The execution last week of North Korean leader Kim Jong Un’s uncle Jang Song Thaek has the U.S. and its regional allies questioning whether Kim has become more dangerous.

Analysts say Jang’s death shows North Korea is unstable, and many are asking the question, what’s next for the hermit kingdom?

“We’re in uncharted territory, this has never happened before,” Asia expert Robert Manning told Foxnews.com. “There is something going on that we haven’t seen before.”

In an interview with Fox News National Security Analyst KT McFarland, Manning said Kim is trying to send a message to his country and world leaders.


“He’s [Kim] in charge, don’t mess with me and there is an air of fear in Pyongyang,” said Manning. “We’re in a much more dangerous period now.”

Manning, a senior fellow at the Atlantic Council, says evidence shows Kim might have felt threatened by Jang.

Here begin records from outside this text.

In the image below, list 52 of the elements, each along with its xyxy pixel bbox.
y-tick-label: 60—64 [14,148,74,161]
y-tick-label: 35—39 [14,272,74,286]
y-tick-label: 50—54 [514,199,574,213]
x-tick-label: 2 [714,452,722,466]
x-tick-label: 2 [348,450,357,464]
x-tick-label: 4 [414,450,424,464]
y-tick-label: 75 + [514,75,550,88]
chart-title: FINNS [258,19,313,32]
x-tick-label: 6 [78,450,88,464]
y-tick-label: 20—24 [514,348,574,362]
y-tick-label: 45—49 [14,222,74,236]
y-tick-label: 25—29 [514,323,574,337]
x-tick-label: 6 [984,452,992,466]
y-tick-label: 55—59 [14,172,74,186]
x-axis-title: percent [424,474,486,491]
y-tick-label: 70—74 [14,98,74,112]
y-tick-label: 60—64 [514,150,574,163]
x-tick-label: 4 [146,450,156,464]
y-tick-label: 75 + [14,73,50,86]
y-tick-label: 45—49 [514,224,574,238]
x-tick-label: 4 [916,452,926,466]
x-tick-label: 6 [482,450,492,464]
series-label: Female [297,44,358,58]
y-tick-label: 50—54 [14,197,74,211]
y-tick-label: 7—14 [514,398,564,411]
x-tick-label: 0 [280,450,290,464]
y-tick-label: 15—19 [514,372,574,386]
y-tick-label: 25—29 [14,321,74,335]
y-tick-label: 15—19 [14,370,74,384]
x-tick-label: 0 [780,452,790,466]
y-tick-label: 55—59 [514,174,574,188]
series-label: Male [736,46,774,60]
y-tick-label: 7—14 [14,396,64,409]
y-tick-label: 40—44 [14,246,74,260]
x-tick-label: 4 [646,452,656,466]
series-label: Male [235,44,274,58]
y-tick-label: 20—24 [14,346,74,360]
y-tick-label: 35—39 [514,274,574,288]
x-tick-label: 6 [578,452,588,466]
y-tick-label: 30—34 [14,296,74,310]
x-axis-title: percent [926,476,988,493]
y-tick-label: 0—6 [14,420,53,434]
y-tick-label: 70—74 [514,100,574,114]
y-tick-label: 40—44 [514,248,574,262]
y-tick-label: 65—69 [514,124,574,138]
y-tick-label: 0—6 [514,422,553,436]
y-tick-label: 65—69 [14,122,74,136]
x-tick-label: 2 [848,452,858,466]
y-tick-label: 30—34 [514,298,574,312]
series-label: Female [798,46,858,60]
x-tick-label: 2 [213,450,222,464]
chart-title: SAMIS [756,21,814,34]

“When his father [Kim Jong Il] had a stroke a few years ago, Jang Song Thaek was pretty much running the country for about a year …. he accumulated a lot of power and what we’ve seen from Kim Jong Un … a number of senior generals have disappeared and party officials,” said Manning.

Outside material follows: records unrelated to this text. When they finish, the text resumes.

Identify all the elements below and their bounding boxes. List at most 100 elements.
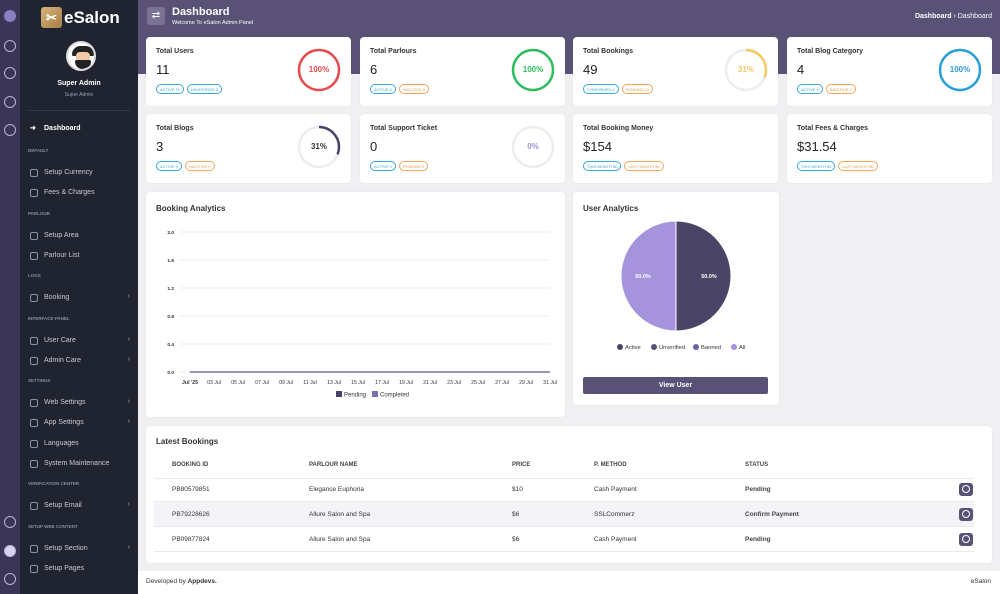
sidebar-item-label: Setup Email bbox=[44, 502, 82, 510]
page-subtitle: Welcome To eSalon Admin Panel bbox=[172, 20, 254, 26]
setup-area-icon bbox=[30, 231, 38, 240]
progress-percent: 31% bbox=[310, 142, 327, 151]
status-badge: ACTIVE 3 bbox=[156, 161, 182, 171]
sidebar-item-admin-care[interactable]: Admin Care › bbox=[20, 352, 138, 370]
view-user-button[interactable]: View User bbox=[583, 377, 768, 394]
sidebar-item-setup-email[interactable]: Setup Email › bbox=[20, 497, 138, 515]
footer-company-link[interactable]: Appdevs. bbox=[187, 578, 217, 585]
sidebar-item-system-maintenance[interactable]: System Maintenance bbox=[20, 455, 138, 473]
setup-pages-icon bbox=[30, 564, 38, 573]
status-badge: ACTIVE 11 bbox=[156, 84, 184, 94]
user-analytics-title: User Analytics bbox=[583, 204, 639, 213]
status-badge: PENDING 0 bbox=[398, 161, 429, 171]
y-tick-label: 0.8 bbox=[167, 314, 174, 320]
info-icon bbox=[962, 510, 970, 518]
table-cell: PB79228626 bbox=[172, 511, 210, 518]
sidebar-section-title: PARLOUR bbox=[28, 210, 50, 216]
stat-card-total-fees-charges: Total Fees & Charges $31.54 THIS MONTH $0 L… bbox=[787, 114, 992, 183]
sidebar-item-user-care[interactable]: User Care › bbox=[20, 332, 138, 350]
sidebar-section-title: DEFAULT bbox=[28, 148, 49, 153]
footer-credit: Developed by Appdevs. bbox=[146, 578, 217, 585]
booking-analytics-card: Booking Analytics 2.0 1.6 1.2 0.8 0.4 0.0 Jul … bbox=[146, 192, 565, 417]
legend-swatch bbox=[336, 391, 342, 397]
sidebar-item-dashboard[interactable]: ➜ Dashboard bbox=[30, 125, 81, 132]
legend-swatch bbox=[731, 344, 737, 350]
brand-name[interactable]: eSalon bbox=[64, 8, 120, 27]
sidebar-item-setup-section[interactable]: Setup Section › bbox=[20, 540, 138, 558]
support-icon[interactable] bbox=[4, 124, 16, 136]
column-header: PRICE bbox=[512, 462, 531, 468]
sidebar-item-fees-charges[interactable]: Fees & Charges bbox=[20, 184, 138, 202]
printer-icon[interactable] bbox=[4, 545, 16, 557]
chevron-right-icon: › bbox=[127, 501, 130, 509]
y-tick-label: 1.6 bbox=[167, 258, 174, 264]
table-cell: Cash Payment bbox=[594, 536, 637, 543]
table-cell: Elegance Euphoria bbox=[309, 486, 364, 493]
table-cell: Allure Salon and Spa bbox=[309, 536, 371, 543]
chevron-right-icon: › bbox=[127, 543, 130, 551]
stat-title: Total Bookings bbox=[583, 48, 634, 55]
progress-ring: 0% bbox=[510, 124, 556, 170]
view-details-button[interactable] bbox=[959, 533, 973, 546]
stat-tags: ACTIVE 4 INACTIVE 0 bbox=[797, 84, 859, 102]
sidebar-item-booking[interactable]: Booking › bbox=[20, 289, 138, 307]
icon-rail bbox=[0, 0, 20, 594]
table-cell: Pending bbox=[745, 486, 771, 493]
sidebar-item-setup-pages[interactable]: Setup Pages bbox=[20, 560, 138, 578]
stat-tags: THIS MONTH $0 LAST MONTH $0 bbox=[797, 161, 881, 179]
sidebar-item-label: App Settings bbox=[44, 419, 84, 427]
gear-icon[interactable] bbox=[4, 516, 16, 528]
progress-ring: 31% bbox=[296, 124, 342, 170]
chevron-right-icon: › bbox=[127, 293, 130, 301]
sidebar-item-setup-currency[interactable]: Setup Currency bbox=[20, 164, 138, 182]
column-header: STATUS bbox=[745, 462, 769, 468]
sidebar-item-languages[interactable]: Languages bbox=[20, 435, 138, 453]
legend-swatch bbox=[372, 391, 378, 397]
stat-title: Total Blog Category bbox=[797, 48, 863, 55]
sidebar: ✂ eSalon Super Admin Super Admin ➜ Dashb… bbox=[20, 0, 138, 594]
status-badge: LAST MONTH $0 bbox=[624, 161, 664, 171]
status-badge: INACTIVE 0 bbox=[184, 161, 215, 171]
progress-ring-arc bbox=[511, 48, 555, 92]
breadcrumb-current: Dashboard bbox=[957, 13, 992, 20]
user-analytics-card: User Analytics 50.0% 50.0% Active Unverifie… bbox=[573, 192, 779, 405]
sidebar-item-setup-area[interactable]: Setup Area bbox=[20, 227, 138, 245]
progress-ring-arc bbox=[724, 48, 768, 92]
sidebar-item-app-settings[interactable]: App Settings › bbox=[20, 414, 138, 432]
bell-icon[interactable] bbox=[4, 96, 16, 108]
status-badge: PENDING 11 bbox=[621, 84, 654, 94]
app-settings-icon bbox=[30, 419, 38, 428]
view-details-button[interactable] bbox=[959, 508, 973, 521]
brand-logo-icon[interactable]: ✂ bbox=[41, 7, 62, 28]
breadcrumb-root[interactable]: Dashboard bbox=[914, 13, 952, 20]
stat-value: 6 bbox=[370, 62, 378, 77]
crosshair-icon[interactable] bbox=[4, 67, 16, 79]
x-tick-label: 17 Jul bbox=[375, 380, 389, 386]
view-details-button[interactable] bbox=[959, 483, 973, 496]
logo-icon[interactable] bbox=[4, 10, 16, 22]
stat-title: Total Support Ticket bbox=[370, 125, 438, 132]
stat-value: 0 bbox=[370, 139, 378, 154]
divider bbox=[28, 110, 130, 111]
toggle-sidebar-button[interactable]: ⇄ bbox=[147, 7, 165, 25]
stat-value: 49 bbox=[583, 62, 598, 77]
table-row: PB80579851 Elegance Euphoria $10 Cash Payme… bbox=[154, 477, 974, 502]
power-icon[interactable] bbox=[4, 573, 16, 585]
setup-email-icon bbox=[30, 502, 38, 511]
sidebar-item-parlour-list[interactable]: Parlour List bbox=[20, 247, 138, 265]
booking-analytics-chart: 2.0 1.6 1.2 0.8 0.4 0.0 Jul '25 03 Jul 05 Jul 07 … bbox=[167, 230, 557, 399]
search-icon[interactable] bbox=[4, 40, 16, 52]
user-role: Super Admin bbox=[64, 92, 94, 98]
sidebar-item-label: Parlour List bbox=[44, 251, 80, 259]
stat-title: Total Users bbox=[156, 48, 194, 55]
avatar[interactable] bbox=[66, 41, 96, 71]
sidebar-item-web-settings[interactable]: Web Settings › bbox=[20, 394, 138, 412]
status-badge: LAST MONTH $0 bbox=[838, 161, 878, 171]
progress-percent: 100% bbox=[949, 65, 971, 74]
stat-tags: CONFIRMED 4 PENDING 11 bbox=[583, 84, 656, 102]
latest-bookings-title: Latest Bookings bbox=[156, 437, 219, 446]
chevron-right-icon: › bbox=[127, 418, 130, 426]
legend-label: Banned bbox=[701, 345, 721, 351]
x-tick-label: 09 Jul bbox=[279, 380, 293, 386]
status-badge: UNVERIFIED 0 bbox=[186, 84, 223, 94]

He added, “this is a bold move to try and consolidate power … there might be some power struggles going on in North Korea.”

China is increasingly concerned over Kim’s leadership and what he stands to do next.

“The Chinese are extremely nervous now, Jang was kind of their guy, their number one business partner and someone who was believed to be favoring kind of a gradual move to Chinese-type economic reforms,” said Manning.

Manning suggested North Korea might be planning another missile test launch soon.

“We’re quite likely to see some external things going on that we don’t like – a fourth nuclear test is a possibility, another intercontinental ballistic missile test … probably more likely some naval provocation … with South Korea,” said Manning.